Un altro filone delle indagini riguarda un ex agente dei servizi segreti italiani, già collaboratore della Procura della Repubblica di Brescia. Ascoltato dagli inquirenti, l’ex spia ha raccontato di aver personalmente accompagnato Salvatore Giuliano al funerale della madre, Maria Lombardo, deceduta nel gennaio del 1971 a Montelepre. All’epoca, Giuliano aveva 48 anni e viveva sotto falso nome negli Stati Uniti. E’ una notizia, questa, che è stata divulgata dal giornalista palermitano Giuseppe Lo Bianco in un articolo uscito su “Il Fatto Quotidiano” nell’ottobre 2010. L’“Operazione Giuliano” sarebbe stata gestita nel 1950 dall’“Anello” o “Noto Servizio”, la misteriosa entità dell’intelligence italiana che avrebbe fatto capo a Giulio Andreotti, all’epoca sottosegretario alla Presidenza del Consiglio. A confermarlo, è stato l’ex venerabile della P2, Licio Gelli, nel febbraio di quest’anno (se ne sono occupati il “Corriere della Sera” e il settimanale “Oggi”). E, sul tema, la giornalista Stefania Limiti ha scritto un libro, “L’Anello della Repubblica”, uscito per Chiarelettere nel 2009.

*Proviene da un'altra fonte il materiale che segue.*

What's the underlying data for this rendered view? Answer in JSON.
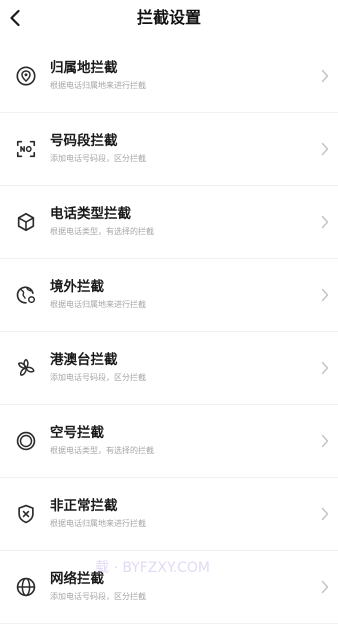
{
  "header": {
    "title": "拦截设置"
  },
  "items": [
    {
      "title": "归属地拦截",
      "subtitle": "根据电话归属地来进行拦截",
      "icon": "location-pin-icon"
    },
    {
      "title": "号码段拦截",
      "subtitle": "添加电话号码段，区分拦截",
      "icon": "number-scan-icon"
    },
    {
      "title": "电话类型拦截",
      "subtitle": "根据电话类型，有选择的拦截",
      "icon": "cube-icon"
    },
    {
      "title": "境外拦截",
      "subtitle": "根据电话归属地来进行拦截",
      "icon": "globe-icon"
    },
    {
      "title": "港澳台拦截",
      "subtitle": "添加电话号码段，区分拦截",
      "icon": "flower-icon"
    },
    {
      "title": "空号拦截",
      "subtitle": "根据电话类型，有选择的拦截",
      "icon": "ring-icon"
    },
    {
      "title": "非正常拦截",
      "subtitle": "根据电话归属地来进行拦截",
      "icon": "shield-x-icon"
    },
    {
      "title": "网络拦截",
      "subtitle": "添加电话号码段，区分拦截",
      "icon": "globe-grid-icon"
    }
  ],
  "watermark": "载 · BYFZXY.COM",
  "colors": {
    "title": "#1a1a1a",
    "subtitle": "#a6a6a6",
    "chevron": "#c4c4c4",
    "icon": "#2b2b2b",
    "divider": "#f1f1f1"
  }
}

Ma in questa storia c’entra addirittura Padre Pio, come ci racconta il giornalista Lello Vecchiarino. In vari articoli pubblicati da “La Gazzetta del Mezzogiorno” e in un libro (“Padre Pio. Fango, intrighi e carte false”), il reporter cita gli scrittori Giovanni Siena e Pier Carpi, l’avvocato Ettore Boschi e il regista Rai Oberdan Troiani. A tutti, il santo del Gargano rivelò in tempi diversi che Giuliano era vivo in America e che, al suo posto, nel 1950, era stato ucciso un “povero innocente che gli assomigliava”.

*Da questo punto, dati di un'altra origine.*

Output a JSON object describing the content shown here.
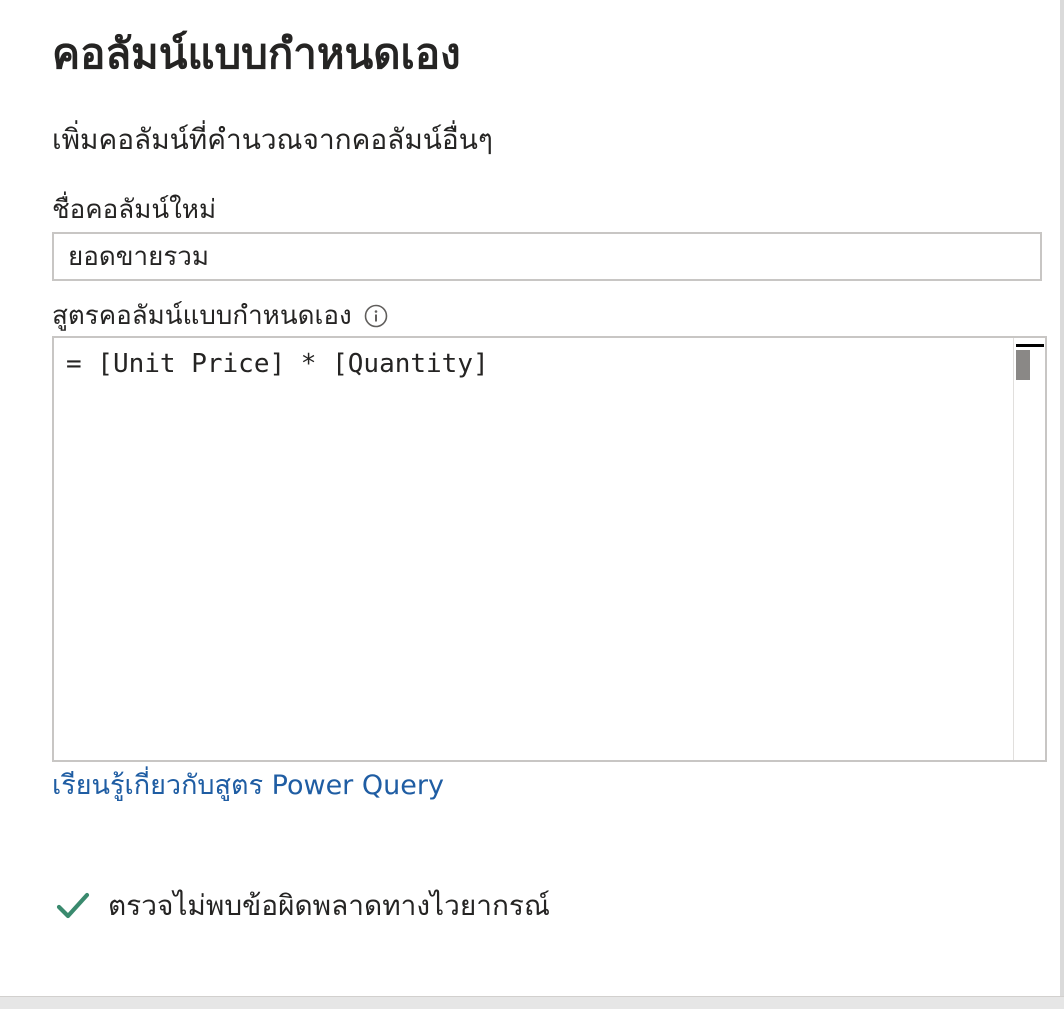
{
  "dialog": {
    "title": "คอลัมน์แบบกำหนดเอง",
    "description": "เพิ่มคอลัมน์ที่คำนวณจากคอลัมน์อื่นๆ"
  },
  "column_name": {
    "label": "ชื่อคอลัมน์ใหม่",
    "value": "ยอดขายรวม"
  },
  "formula": {
    "label": "สูตรคอลัมน์แบบกำหนดเอง",
    "info_icon": "info-icon",
    "value": "= [Unit Price] * [Quantity]"
  },
  "learn_link": {
    "label": "เรียนรู้เกี่ยวกับสูตร Power Query"
  },
  "status": {
    "icon": "checkmark-icon",
    "icon_color": "#3a8a6e",
    "text": "ตรวจไม่พบข้อผิดพลาดทางไวยากรณ์"
  },
  "colors": {
    "link": "#1f5da3",
    "text": "#252423",
    "border": "#c8c6c4"
  }
}
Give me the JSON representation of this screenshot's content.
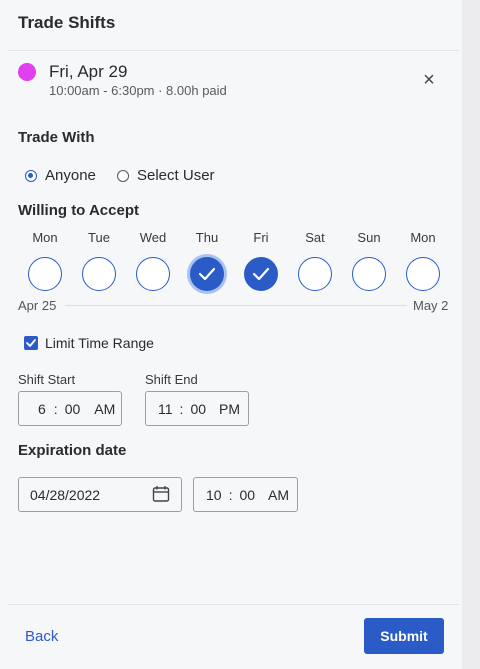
{
  "header": {
    "title": "Trade Shifts"
  },
  "shift": {
    "color": "#e040f0",
    "date": "Fri, Apr 29",
    "details": "10:00am - 6:30pm · 8.00h paid",
    "close_glyph": "×"
  },
  "trade_with": {
    "label": "Trade With",
    "options": [
      {
        "label": "Anyone",
        "selected": true
      },
      {
        "label": "Select User",
        "selected": false
      }
    ]
  },
  "willing": {
    "label": "Willing to Accept",
    "days": [
      {
        "name": "Mon",
        "selected": false
      },
      {
        "name": "Tue",
        "selected": false
      },
      {
        "name": "Wed",
        "selected": false
      },
      {
        "name": "Thu",
        "selected": true
      },
      {
        "name": "Fri",
        "selected": true
      },
      {
        "name": "Sat",
        "selected": false
      },
      {
        "name": "Sun",
        "selected": false
      },
      {
        "name": "Mon",
        "selected": false
      }
    ],
    "range_start": "Apr 25",
    "range_end": "May 2"
  },
  "limit_time": {
    "label": "Limit Time Range",
    "checked": true
  },
  "shift_start": {
    "label": "Shift Start",
    "hour": "6",
    "minute": "00",
    "ampm": "AM"
  },
  "shift_end": {
    "label": "Shift End",
    "hour": "11",
    "minute": "00",
    "ampm": "PM"
  },
  "expiration": {
    "label": "Expiration date",
    "date": "04/28/2022",
    "hour": "10",
    "minute": "00",
    "ampm": "AM"
  },
  "footer": {
    "back_label": "Back",
    "submit_label": "Submit"
  },
  "colors": {
    "accent": "#2a5bc7",
    "shift_dot": "#e040f0"
  }
}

“Lo studio degli articoli della stampa americana degli anni 1949-1950 apre scenari investigativi di estremo interesse – concludono Casarrubea e Cereghino – , che potrebbero forse mettere la parola fine ad uno dei più vergognosi misteri della storia criminale italiana del XX secolo. Un ‘cold case’ all’italiana in cui si citano nomi e cognomi, situazioni ed eventi sui quali in America, come abbiamo visto, indagarono sia l’Fbi sia l’Ufficio Immigrazione statunitense, almeno fino al 1952. Su queste carte, a Washington, vige ancora il segreto di Stato. Sarebbe quindi auspicabile che la Procura della Repubblica di Palermo attivasse una rogatoria internazionale per acquisire ed esaminare i fascicoli top secret sulle attività di Badalamenti, di Sciortino e, con ogni probabilità, dello stesso Salvatore Giuliano in America.”